Rock bottom occurs when "all the excuses that you've made, they're not there anymore" and people realize the problem is themselves - which is painful but empowering because it means they can fix it.

Discipline Equals Freedom: The Counterintuitive Truth

Discipline Equals Freedom because "if you lack the discipline to exercise and eat healthy, you will end up being a slave to disease" and similarly with finances and time management.

For young people eating "Doritos off their belly," Jocko's advice is immediate: "Spit them out. Start now" and install a pull-up bar for $12 at the hardware store.

Without discipline, you end up "shackled by a boss that you don't like, doing a job that you don't like to do, with sicknesses and diseases that you don't want."

Jocko's non-negotiables are simple: "I wake up early and I work out every day" plus jiu-jitsu training when possible, though he admits "chocolate chip cookies" are his discipline weakness.
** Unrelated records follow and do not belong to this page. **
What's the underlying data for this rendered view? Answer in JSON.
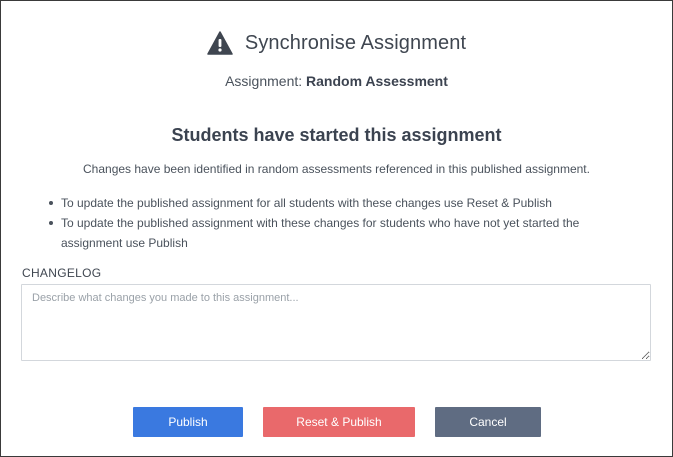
{
  "dialog": {
    "title": "Synchronise Assignment",
    "title_icon": "warning-icon",
    "assignment_label": "Assignment:",
    "assignment_name": "Random Assessment",
    "heading": "Students have started this assignment",
    "description": "Changes have been identified in random assessments referenced in this published assignment.",
    "bullets": [
      "To update the published assignment for all students with these changes use Reset & Publish",
      "To update the published assignment with these changes for students who have not yet started the assignment use Publish"
    ],
    "changelog": {
      "label": "CHANGELOG",
      "value": "",
      "placeholder": "Describe what changes you made to this assignment..."
    },
    "buttons": {
      "publish": "Publish",
      "reset_publish": "Reset & Publish",
      "cancel": "Cancel"
    }
  },
  "colors": {
    "publish": "#3a79e0",
    "reset_publish": "#e9696b",
    "cancel": "#5f6c82",
    "text": "#3c4652"
  }
}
Embracing Challenge: Why Struggle Has Value

The importance of having a 'why' varies greatly - as explored in Start with Why, motivations can range from "my girlfriend dumped me and I'm going to prove her wrong" to deeper purposes.

"Go do something that's hard" - Jocko's advice for directionless young men, emphasizing that whether you succeed or fail, "you'll be better" and more prepared for the next challenge.

"Life without those challenges, it's just existence. Don't just exist. Go live" - distinguishing between merely surviving and actively engaging with difficulty.